Sue, I wish you were coming, too. It’s not going to be the some without you.
Well, we could always get REALLY shitfaced and steal one of them Air Cunnilingus planes, and fly to Edmonton
Cool! I’ve got dibs on the front left seat!
I want to be co-pilot.
Dangit! You go to take a bath and all of the cool jobs are taken. Guess I’ll have to be the flight attendant…but I’m going to be surly, I am. And none of this calling me “stewardess” either.
wooooooohooooooooo now there’s an idea
I’d struggle with an imitation of a mincing, camp steward but I might redeem myself with a nice ‘I’m a little teapot’ interpretation of the “The Nearest Exit is…” dance. Can I nominate myself for senior trolly dolly ?
Or maybe I could play the guitar like in Airplane!
So, Sue, looks like we have a plan.
Ours will the 737 doing aerobatics. Could you fix us a place to land, or do we just ditch the plane in a lake and check if the seats really are flotation devices ?
And don’t be so mad, tater - tell you what, we’ll let you do all the cool radio communication with the tower (and with the RCAF interceptors), how’s that ?
(“Dope 1 to Tower: It’s 10006 miles to Edmonton. We’ve got a full load of fuel, half a pantry’s worth of booze, it’s dark and we’re wearing sunglasses, over”)
S. Norman
“Tower to Dope 1. Hit it!”
Could y’all swing by DC on your way?
Spiny, we’re taking a detour. Load up some more booze
Good thing I crept out of the plane in Dublin…
Have fun, kids. I’ll hold the fort here.
Eeek, if Moosie’s staying who will I do the happy giggles dance with?!?!
:::whine:::Coldy you work in a bank, can’t you just embezzle us some money to fly Sue over? I dare not leave Globy alone in Ireland, lest she steal all the cute guys.

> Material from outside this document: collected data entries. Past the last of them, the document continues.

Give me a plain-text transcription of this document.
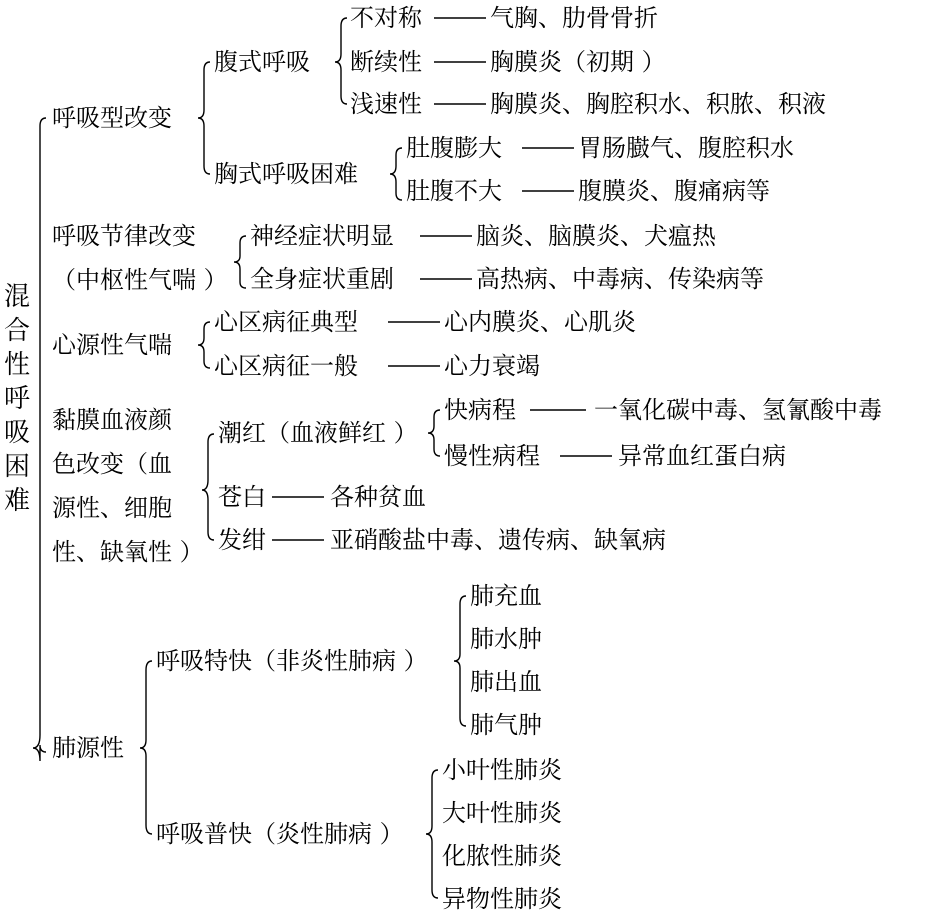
混合性呼吸困难
呼吸型改变
腹式呼吸
不对称	气胸、肋骨骨折
断续性	胸膜炎（初期 ）
浅速性	胸膜炎、胸腔积水、积脓、积液
胸式呼吸困难
肚腹膨大	胃肠臌气、腹腔积水
肚腹不大	腹膜炎、腹痛病等
呼吸节律改变
（中枢性气喘 ）
神经症状明显	脑炎、脑膜炎、犬瘟热
全身症状重剧	高热病、中毒病、传染病等
心源性气喘
心区病征典型	心内膜炎、心肌炎
心区病征一般	心力衰竭
黏膜血液颜
色改变（血
源性、细胞
性、缺氧性 ）
潮红（血液鲜红 ）
快病程	一氧化碳中毒、氢氰酸中毒
慢性病程	异常血红蛋白病
苍白	各种贫血
发绀	亚硝酸盐中毒、遗传病、缺氧病
肺源性
呼吸特快（非炎性肺病 ）
肺充血
肺水肿
肺出血
肺气肿
呼吸普快（炎性肺病 ）
小叶性肺炎
大叶性肺炎
化脓性肺炎
异物性肺炎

…Oops, I hear MisterTot’s key in the door, gotta run.
Three more days 'till my vacation. How can I be expected to work under these conditions?
Work? What’s that?
It’s not a Fort, it’s a Boeing. Now gimme the keys dammit!
A de-tour to D-C ?
Hey Coldie, get your hands of the keys - I called dibs on the front left seat first, so there! Right, kick the tires, light the fires, chocks away. Somebody do something constructive with the flaps and I’ll pull these levers in the middle. Could somebody please hum the theme from Top Gun ?
Pssst, Globey, I’ll bet ya $10 that those boys forgot to pack a map. Should we call for a rescue plane to be sent to Greenland before or after we’ve had our dinner?
Well, it’s not like they’ll stop to ask for directions.